Engineering firm Dessau confirmed Tuesday that one of the sites was the NDG sports centre, which opened to great fanfare in 2011, and was a source of pride for Applebaum.
“The sports centre was supposed to be centrepiece and really a legacy for him,” said community activist Jason Hughes.
Also named in the warrant were businessmen Robert Stein and Anthony Keeler, who were listed as associates.
In 2010, the Stein family sold land near Mount Royal to Onyx Condominiums for $3 million. The following year, an old building on the land was demolished to build a new condo project.
No one from Stein's company, Eagle investments, answered the door or returned calls requesting an interview.
UQAM urban planning professor David Hanna calls it the tip of the iceberg.
“It is absolutely no surprise to me that Michael Applebaum is in deep trouble today,” said Hanna, who acted as a whistleblower, submitting files to the Charbonneau Commission on two projects.
He questions the profitable land flip at what's now the Vista Seniors’ Home on Cote-Saint-Luc Rd. and a zoning change that allowed a developer with Mafia connections to build condos on Upper Lachine Rd.

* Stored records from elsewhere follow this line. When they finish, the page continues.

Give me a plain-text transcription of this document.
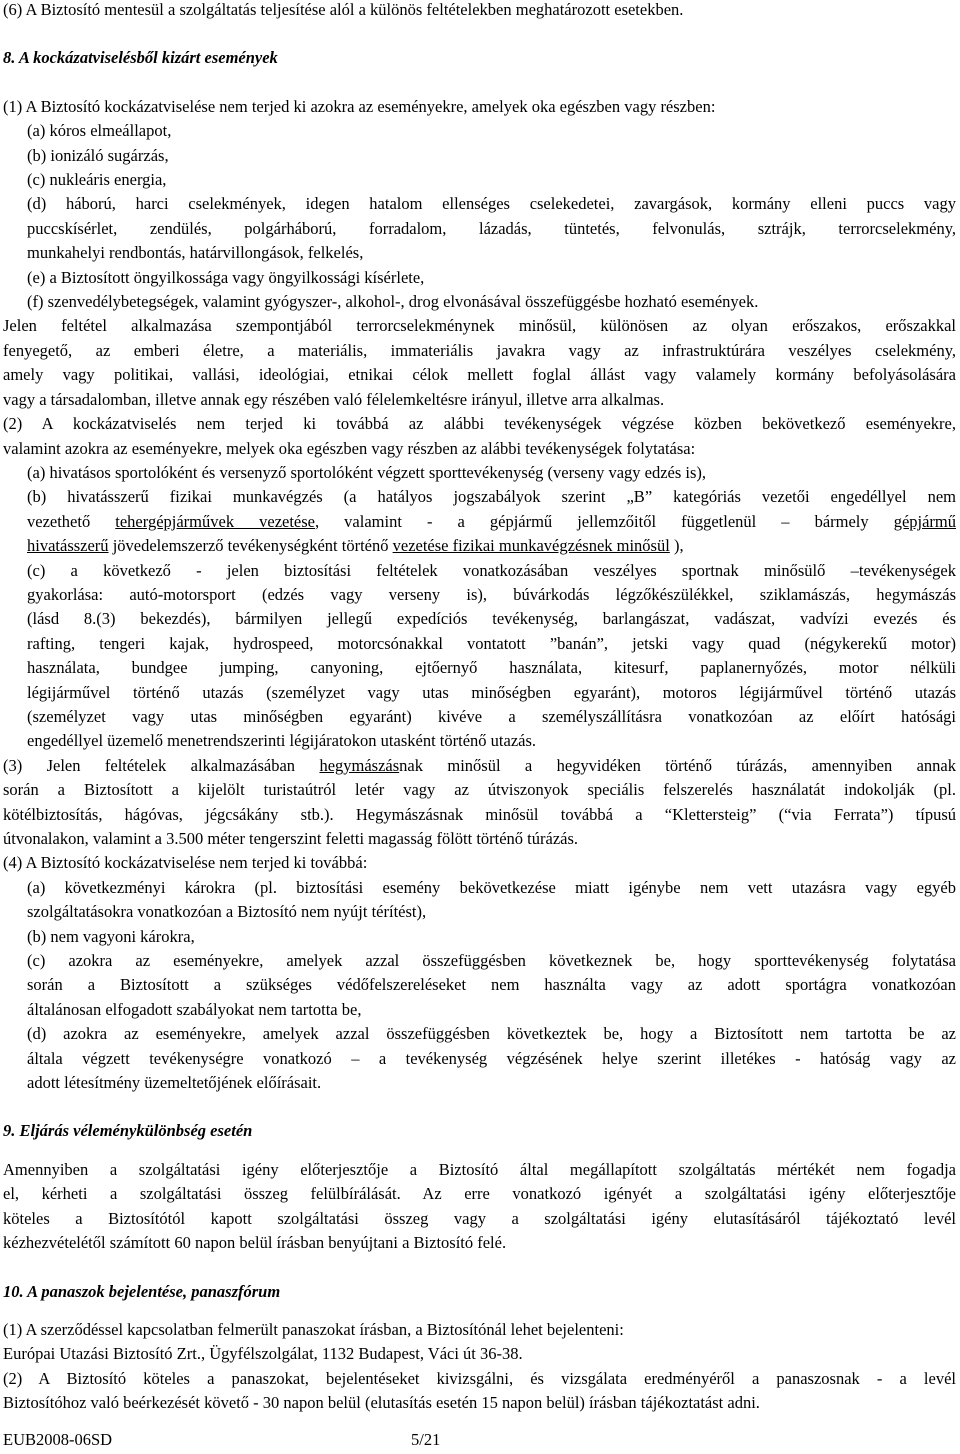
(6) A Biztosító mentesül a szolgáltatás teljesítése alól a különös feltételekben meghatározott esetekben.
8. A kockázatviselésből kizárt események
(1) A Biztosító kockázatviselése nem terjed ki azokra az eseményekre, amelyek oka egészben vagy részben:
(a) kóros elmeállapot,
(b) ionizáló sugárzás,
(c) nukleáris energia,
(d) háború, harci cselekmények, idegen hatalom ellenséges cselekedetei, zavargások, kormány elleni puccs vagy
puccskísérlet, zendülés, polgárháború, forradalom, lázadás, tüntetés, felvonulás, sztrájk, terrorcselekmény,
munkahelyi rendbontás, határvillongások, felkelés,
(e) a Biztosított öngyilkossága vagy öngyilkossági kísérlete,
(f) szenvedélybetegségek, valamint gyógyszer-, alkohol-, drog elvonásával összefüggésbe hozható események.
Jelen feltétel alkalmazása szempontjából terrorcselekménynek minősül, különösen az olyan erőszakos, erőszakkal
fenyegető, az emberi életre, a materiális, immateriális javakra vagy az infrastruktúrára veszélyes cselekmény,
amely vagy politikai, vallási, ideológiai, etnikai célok mellett foglal állást vagy valamely kormány befolyásolására
vagy a társadalomban, illetve annak egy részében való félelemkeltésre irányul, illetve arra alkalmas.
(2) A kockázatviselés nem terjed ki továbbá az alábbi tevékenységek végzése közben bekövetkező eseményekre,
valamint azokra az eseményekre, melyek oka egészben vagy részben az alábbi tevékenységek folytatása:
(a) hivatásos sportolóként és versenyző sportolóként végzett sporttevékenység (verseny vagy edzés is),
(b) hivatásszerű fizikai munkavégzés (a hatályos jogszabályok szerint „B” kategóriás vezetői engedéllyel nem
vezethető tehergépjárművek vezetése, valamint - a gépjármű jellemzőitől függetlenül – bármely gépjármű
hivatásszerű jövedelemszerző tevékenységként történő vezetése fizikai munkavégzésnek minősül ),
(c) a következő - jelen biztosítási feltételek vonatkozásában veszélyes sportnak minősülő –tevékenységek
gyakorlása: autó-motorsport (edzés vagy verseny is), búvárkodás légzőkészülékkel, sziklamászás, hegymászás
(lásd 8.(3) bekezdés), bármilyen jellegű expedíciós tevékenység, barlangászat, vadászat, vadvízi evezés és
rafting, tengeri kajak, hydrospeed, motorcsónakkal vontatott ”banán”, jetski vagy quad (négykerekű motor)
használata, bundgee jumping, canyoning, ejtőernyő használata, kitesurf, paplanernyőzés, motor nélküli
légijárművel történő utazás (személyzet vagy utas minőségben egyaránt), motoros légijárművel történő utazás
(személyzet vagy utas minőségben egyaránt) kivéve a személyszállításra vonatkozóan az előírt hatósági
engedéllyel üzemelő menetrendszerinti légijáratokon utasként történő utazás.
(3) Jelen feltételek alkalmazásában hegymászásnak minősül a hegyvidéken történő túrázás, amennyiben annak
során a Biztosított a kijelölt turistaútról letér vagy az útviszonyok speciális felszerelés használatát indokolják (pl.
kötélbiztosítás, hágóvas, jégcsákány stb.). Hegymászásnak minősül továbbá a “Klettersteig” (“via Ferrata”) típusú
útvonalakon, valamint a 3.500 méter tengerszint feletti magasság fölött történő túrázás.
(4) A Biztosító kockázatviselése nem terjed ki továbbá:
(a) következményi károkra (pl. biztosítási esemény bekövetkezése miatt igénybe nem vett utazásra vagy egyéb
szolgáltatásokra vonatkozóan a Biztosító nem nyújt térítést),
(b) nem vagyoni károkra,
(c) azokra az eseményekre, amelyek azzal összefüggésben következnek be, hogy sporttevékenység folytatása
során a Biztosított a szükséges védőfelszereléseket nem használta vagy az adott sportágra vonatkozóan
általánosan elfogadott szabályokat nem tartotta be,
(d) azokra az eseményekre, amelyek azzal összefüggésben következtek be, hogy a Biztosított nem tartotta be az
általa végzett tevékenységre vonatkozó – a tevékenység végzésének helye szerint illetékes - hatóság vagy az
adott létesítmény üzemeltetőjének előírásait.
9. Eljárás véleménykülönbség esetén
Amennyiben a szolgáltatási igény előterjesztője a Biztosító által megállapított szolgáltatás mértékét nem fogadja
el, kérheti a szolgáltatási összeg felülbírálását. Az erre vonatkozó igényét a szolgáltatási igény előterjesztője
köteles a Biztosítótól kapott szolgáltatási összeg vagy a szolgáltatási igény elutasításáról tájékoztató levél
kézhezvételétől számított 60 napon belül írásban benyújtani a Biztosító felé.
10. A panaszok bejelentése, panaszfórum
(1) A szerződéssel kapcsolatban felmerült panaszokat írásban, a Biztosítónál lehet bejelenteni:
Európai Utazási Biztosító Zrt., Ügyfélszolgálat, 1132 Budapest, Váci út 36-38.
(2) A Biztosító köteles a panaszokat, bejelentéseket kivizsgálni, és vizsgálata eredményéről a panaszosnak - a levél
Biztosítóhoz való beérkezését követő - 30 napon belül (elutasítás esetén 15 napon belül) írásban tájékoztatást adni.
EUB2008-06SD	5/21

“(There were) massive violations of urban planning law in both of those projects,” he alleged.
There have been no charges relating to those projects.
Who will take over?
Some names are being floated around for the position of the third mayor in a year, including Saint-Laurent borough Mayor Alan Desousa and Cote-des-Neiges councillor Helen Fotopolous.
Some councillors would like to see one person endorsed by everyone, while others are asking for an election. All agree the city needs someone who steer the city until the elections.
Lionel Perez, the current CDN-NDG borough mayor, said any new mayor needs to put a fresh face on the city.
“(It must be) someone that is above reproach. Someone that has been apolitical for the last two years or more. Someone that is fresh and new – someone who hasn't had their borough raided,” he said.
Candidates interested in the role can give their names Wednesday through Friday.
Two others arrested
Applebaum spent nearly 10 hours at the provincial police headquarters on Monday.
Two other Montreal-area public figures were also arrested Monday: Jean Yves Bisson, a former director of permits who worked in Applebaum's west end borough, and Saulie Zajdel, who worked in a ministerial office for the federal Conservatives on ethnic outreach. Zajdel was charged with breach of trust, fraud and corruption.
Applebaum was elected interim mayor of Montreal after former mayor Gerald Tremblay resigned when a witness at a corruption inquiry said he turned a blind eye to illegal financing in his now-defunct political party.
Montreal city hall was raided by UPAC investigators last February, in a sweep that also targeted municipal offices in various boroughs of the city -- including the one Applebaum represented as a councillor for many years.
Gilles Vaillancourt, the former long-time mayor of nearby Laval, was also arrested in a sweep last month and charged with fraud and gangsterism.